One idea to test the model was to see if the predictive intervals are correctly calibrated, e.g. a posterior predictive interval that covers 10% density should contain the observation y in 10% of the cases (is this true?).

For the plot below I went through all pairs of (y_i, y_{rep_{i}}), calculated an x% interval (based on quantiles) for the draws of y_{rep_{i}} and counted how often y_{i} is in that interval.

The error bars are 95% intervals of a Beta distribution with \alpha = #observations inside the interval + 1 and \beta = #observation outside the interval + 1.

Interestingly, my posterior predictive distributions seem to be a bit too wide, e.g. ~55% of my data points are within the 50% predictive interval.

1 Like

Not 10% probability *density* but rather 10% *probability* itself, or sometimes denoted *probability mass* to emphasize the difference from density.

It is not – there is no guarantee that intervals of the posterior predictive distribution will have well-defined coverage with respect to the true data generating process unless your inferences are perfect.

Ideally the posterior predictive distribution will *converge* to the true data generating process in the limit of infinite data. For any finite data set, however, inferences about the model configurations will be uncertain and the posterior predictive distribution will end up averaging over many possible data generating processes. If the model includes the true data generating process then this will result in wider intervals and higher coverage than expected, which is consistent with what you see. If the model doesn’t include the true data generating process, which is the more realistic option, then you might also see biases in the coverage.

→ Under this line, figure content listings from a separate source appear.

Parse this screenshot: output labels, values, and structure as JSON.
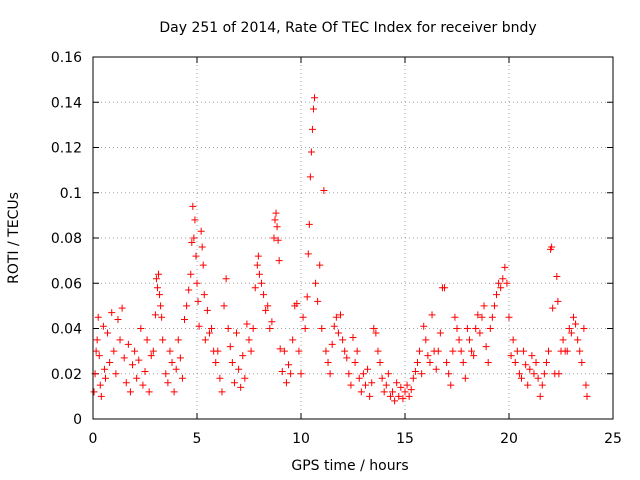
{
  "chart_data": {
    "type": "scatter",
    "title": "Day 251 of 2014, Rate Of TEC Index for receiver bndy",
    "xlabel": "GPS time / hours",
    "ylabel": "ROTI / TECUs",
    "xlim": [
      0,
      25
    ],
    "ylim": [
      0,
      0.16
    ],
    "xticks": [
      0,
      5,
      10,
      15,
      20,
      25
    ],
    "xtick_labels": [
      "0",
      "5",
      "10",
      "15",
      "20",
      "25"
    ],
    "yticks": [
      0,
      0.02,
      0.04,
      0.06,
      0.08,
      0.1,
      0.12,
      0.14,
      0.16
    ],
    "ytick_labels": [
      "0",
      "0.02",
      "0.04",
      "0.06",
      "0.08",
      "0.1",
      "0.12",
      "0.14",
      "0.16"
    ],
    "grid": true,
    "marker": "+",
    "marker_color": "#ff0000",
    "series": [
      {
        "name": "ROTI",
        "points": [
          [
            0.05,
            0.012
          ],
          [
            0.1,
            0.02
          ],
          [
            0.15,
            0.03
          ],
          [
            0.2,
            0.035
          ],
          [
            0.25,
            0.045
          ],
          [
            0.3,
            0.028
          ],
          [
            0.35,
            0.015
          ],
          [
            0.4,
            0.01
          ],
          [
            0.5,
            0.041
          ],
          [
            0.55,
            0.022
          ],
          [
            0.6,
            0.018
          ],
          [
            0.7,
            0.038
          ],
          [
            0.8,
            0.025
          ],
          [
            0.9,
            0.047
          ],
          [
            1.0,
            0.03
          ],
          [
            1.1,
            0.02
          ],
          [
            1.2,
            0.044
          ],
          [
            1.3,
            0.035
          ],
          [
            1.4,
            0.049
          ],
          [
            1.5,
            0.027
          ],
          [
            1.6,
            0.016
          ],
          [
            1.7,
            0.033
          ],
          [
            1.8,
            0.012
          ],
          [
            1.9,
            0.024
          ],
          [
            2.0,
            0.03
          ],
          [
            2.1,
            0.018
          ],
          [
            2.2,
            0.026
          ],
          [
            2.3,
            0.04
          ],
          [
            2.4,
            0.015
          ],
          [
            2.5,
            0.021
          ],
          [
            2.6,
            0.035
          ],
          [
            2.7,
            0.012
          ],
          [
            2.8,
            0.028
          ],
          [
            2.9,
            0.03
          ],
          [
            3.0,
            0.046
          ],
          [
            3.05,
            0.062
          ],
          [
            3.1,
            0.058
          ],
          [
            3.15,
            0.064
          ],
          [
            3.2,
            0.055
          ],
          [
            3.25,
            0.05
          ],
          [
            3.3,
            0.045
          ],
          [
            3.35,
            0.035
          ],
          [
            3.5,
            0.02
          ],
          [
            3.6,
            0.016
          ],
          [
            3.7,
            0.03
          ],
          [
            3.8,
            0.025
          ],
          [
            3.9,
            0.012
          ],
          [
            4.0,
            0.022
          ],
          [
            4.1,
            0.035
          ],
          [
            4.2,
            0.027
          ],
          [
            4.3,
            0.018
          ],
          [
            4.4,
            0.044
          ],
          [
            4.5,
            0.05
          ],
          [
            4.6,
            0.057
          ],
          [
            4.7,
            0.064
          ],
          [
            4.75,
            0.078
          ],
          [
            4.8,
            0.094
          ],
          [
            4.85,
            0.08
          ],
          [
            4.9,
            0.088
          ],
          [
            4.95,
            0.072
          ],
          [
            5.0,
            0.06
          ],
          [
            5.05,
            0.052
          ],
          [
            5.1,
            0.041
          ],
          [
            5.2,
            0.083
          ],
          [
            5.25,
            0.076
          ],
          [
            5.3,
            0.068
          ],
          [
            5.35,
            0.055
          ],
          [
            5.4,
            0.035
          ],
          [
            5.5,
            0.048
          ],
          [
            5.6,
            0.038
          ],
          [
            5.7,
            0.04
          ],
          [
            5.8,
            0.03
          ],
          [
            5.9,
            0.025
          ],
          [
            6.0,
            0.03
          ],
          [
            6.1,
            0.018
          ],
          [
            6.2,
            0.012
          ],
          [
            6.3,
            0.05
          ],
          [
            6.4,
            0.062
          ],
          [
            6.5,
            0.04
          ],
          [
            6.6,
            0.032
          ],
          [
            6.7,
            0.025
          ],
          [
            6.8,
            0.016
          ],
          [
            6.9,
            0.038
          ],
          [
            7.0,
            0.022
          ],
          [
            7.1,
            0.014
          ],
          [
            7.2,
            0.028
          ],
          [
            7.3,
            0.018
          ],
          [
            7.4,
            0.042
          ],
          [
            7.5,
            0.035
          ],
          [
            7.6,
            0.03
          ],
          [
            7.7,
            0.04
          ],
          [
            7.8,
            0.058
          ],
          [
            7.9,
            0.068
          ],
          [
            7.95,
            0.072
          ],
          [
            8.0,
            0.064
          ],
          [
            8.1,
            0.06
          ],
          [
            8.2,
            0.055
          ],
          [
            8.3,
            0.048
          ],
          [
            8.4,
            0.05
          ],
          [
            8.5,
            0.04
          ],
          [
            8.6,
            0.043
          ],
          [
            8.7,
            0.08
          ],
          [
            8.75,
            0.088
          ],
          [
            8.8,
            0.091
          ],
          [
            8.85,
            0.085
          ],
          [
            8.9,
            0.079
          ],
          [
            8.95,
            0.07
          ],
          [
            9.0,
            0.031
          ],
          [
            9.1,
            0.021
          ],
          [
            9.2,
            0.03
          ],
          [
            9.3,
            0.016
          ],
          [
            9.4,
            0.024
          ],
          [
            9.5,
            0.02
          ],
          [
            9.6,
            0.035
          ],
          [
            9.7,
            0.05
          ],
          [
            9.8,
            0.051
          ],
          [
            9.9,
            0.03
          ],
          [
            10.0,
            0.02
          ],
          [
            10.1,
            0.045
          ],
          [
            10.2,
            0.04
          ],
          [
            10.3,
            0.054
          ],
          [
            10.35,
            0.073
          ],
          [
            10.4,
            0.086
          ],
          [
            10.45,
            0.107
          ],
          [
            10.5,
            0.118
          ],
          [
            10.55,
            0.128
          ],
          [
            10.6,
            0.137
          ],
          [
            10.65,
            0.142
          ],
          [
            10.7,
            0.06
          ],
          [
            10.8,
            0.052
          ],
          [
            10.9,
            0.068
          ],
          [
            11.0,
            0.04
          ],
          [
            11.1,
            0.101
          ],
          [
            11.2,
            0.03
          ],
          [
            11.3,
            0.025
          ],
          [
            11.4,
            0.02
          ],
          [
            11.5,
            0.033
          ],
          [
            11.6,
            0.041
          ],
          [
            11.7,
            0.045
          ],
          [
            11.8,
            0.038
          ],
          [
            11.9,
            0.046
          ],
          [
            12.0,
            0.035
          ],
          [
            12.1,
            0.03
          ],
          [
            12.2,
            0.027
          ],
          [
            12.3,
            0.02
          ],
          [
            12.4,
            0.015
          ],
          [
            12.5,
            0.036
          ],
          [
            12.6,
            0.025
          ],
          [
            12.7,
            0.03
          ],
          [
            12.8,
            0.018
          ],
          [
            12.9,
            0.012
          ],
          [
            13.0,
            0.02
          ],
          [
            13.1,
            0.015
          ],
          [
            13.2,
            0.022
          ],
          [
            13.3,
            0.01
          ],
          [
            13.4,
            0.016
          ],
          [
            13.5,
            0.04
          ],
          [
            13.6,
            0.038
          ],
          [
            13.7,
            0.03
          ],
          [
            13.8,
            0.025
          ],
          [
            13.9,
            0.018
          ],
          [
            14.0,
            0.012
          ],
          [
            14.1,
            0.015
          ],
          [
            14.2,
            0.02
          ],
          [
            14.3,
            0.01
          ],
          [
            14.4,
            0.012
          ],
          [
            14.5,
            0.008
          ],
          [
            14.6,
            0.016
          ],
          [
            14.7,
            0.01
          ],
          [
            14.8,
            0.014
          ],
          [
            14.9,
            0.009
          ],
          [
            15.0,
            0.012
          ],
          [
            15.1,
            0.015
          ],
          [
            15.2,
            0.01
          ],
          [
            15.3,
            0.013
          ],
          [
            15.4,
            0.018
          ],
          [
            15.5,
            0.021
          ],
          [
            15.6,
            0.025
          ],
          [
            15.7,
            0.03
          ],
          [
            15.8,
            0.02
          ],
          [
            15.9,
            0.041
          ],
          [
            16.0,
            0.035
          ],
          [
            16.1,
            0.028
          ],
          [
            16.2,
            0.025
          ],
          [
            16.3,
            0.046
          ],
          [
            16.4,
            0.03
          ],
          [
            16.5,
            0.022
          ],
          [
            16.6,
            0.03
          ],
          [
            16.7,
            0.038
          ],
          [
            16.8,
            0.058
          ],
          [
            16.9,
            0.058
          ],
          [
            17.0,
            0.025
          ],
          [
            17.1,
            0.02
          ],
          [
            17.2,
            0.015
          ],
          [
            17.3,
            0.03
          ],
          [
            17.4,
            0.045
          ],
          [
            17.5,
            0.04
          ],
          [
            17.6,
            0.035
          ],
          [
            17.7,
            0.03
          ],
          [
            17.8,
            0.025
          ],
          [
            17.9,
            0.018
          ],
          [
            18.0,
            0.04
          ],
          [
            18.1,
            0.035
          ],
          [
            18.2,
            0.03
          ],
          [
            18.3,
            0.028
          ],
          [
            18.4,
            0.04
          ],
          [
            18.5,
            0.046
          ],
          [
            18.6,
            0.038
          ],
          [
            18.7,
            0.045
          ],
          [
            18.8,
            0.05
          ],
          [
            18.9,
            0.032
          ],
          [
            19.0,
            0.025
          ],
          [
            19.1,
            0.04
          ],
          [
            19.2,
            0.045
          ],
          [
            19.3,
            0.05
          ],
          [
            19.4,
            0.055
          ],
          [
            19.5,
            0.06
          ],
          [
            19.6,
            0.058
          ],
          [
            19.7,
            0.062
          ],
          [
            19.8,
            0.067
          ],
          [
            19.9,
            0.06
          ],
          [
            20.0,
            0.045
          ],
          [
            20.1,
            0.028
          ],
          [
            20.2,
            0.035
          ],
          [
            20.3,
            0.025
          ],
          [
            20.4,
            0.03
          ],
          [
            20.5,
            0.02
          ],
          [
            20.6,
            0.018
          ],
          [
            20.7,
            0.03
          ],
          [
            20.8,
            0.024
          ],
          [
            20.9,
            0.015
          ],
          [
            21.0,
            0.022
          ],
          [
            21.1,
            0.028
          ],
          [
            21.2,
            0.02
          ],
          [
            21.3,
            0.025
          ],
          [
            21.4,
            0.018
          ],
          [
            21.5,
            0.01
          ],
          [
            21.6,
            0.015
          ],
          [
            21.7,
            0.02
          ],
          [
            21.8,
            0.025
          ],
          [
            21.9,
            0.03
          ],
          [
            22.0,
            0.075
          ],
          [
            22.05,
            0.076
          ],
          [
            22.1,
            0.049
          ],
          [
            22.2,
            0.02
          ],
          [
            22.3,
            0.063
          ],
          [
            22.35,
            0.052
          ],
          [
            22.4,
            0.02
          ],
          [
            22.5,
            0.03
          ],
          [
            22.6,
            0.035
          ],
          [
            22.7,
            0.03
          ],
          [
            22.8,
            0.03
          ],
          [
            22.9,
            0.04
          ],
          [
            23.0,
            0.038
          ],
          [
            23.1,
            0.045
          ],
          [
            23.2,
            0.042
          ],
          [
            23.3,
            0.035
          ],
          [
            23.4,
            0.03
          ],
          [
            23.5,
            0.025
          ],
          [
            23.6,
            0.04
          ],
          [
            23.7,
            0.015
          ],
          [
            23.75,
            0.01
          ]
        ]
      }
    ]
  }
}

That said, there is an additional complication here because the data are being used to both compute the posterior, hence the posterior predictive and the posterior predictive intervals *and* evaluate the coverage of those intervals. That correlation can have complex effects on the coverage behavior.

1 Like

What @betanalpha said. The tutorial has also example how to use loo predictive distributions so that the same data is not used to compute the interval and evaluate the coverage of those intervals, which helps for that specific issue, but still the other problems @betanalpha said remain.

1 Like

Thank you, that was really insightful!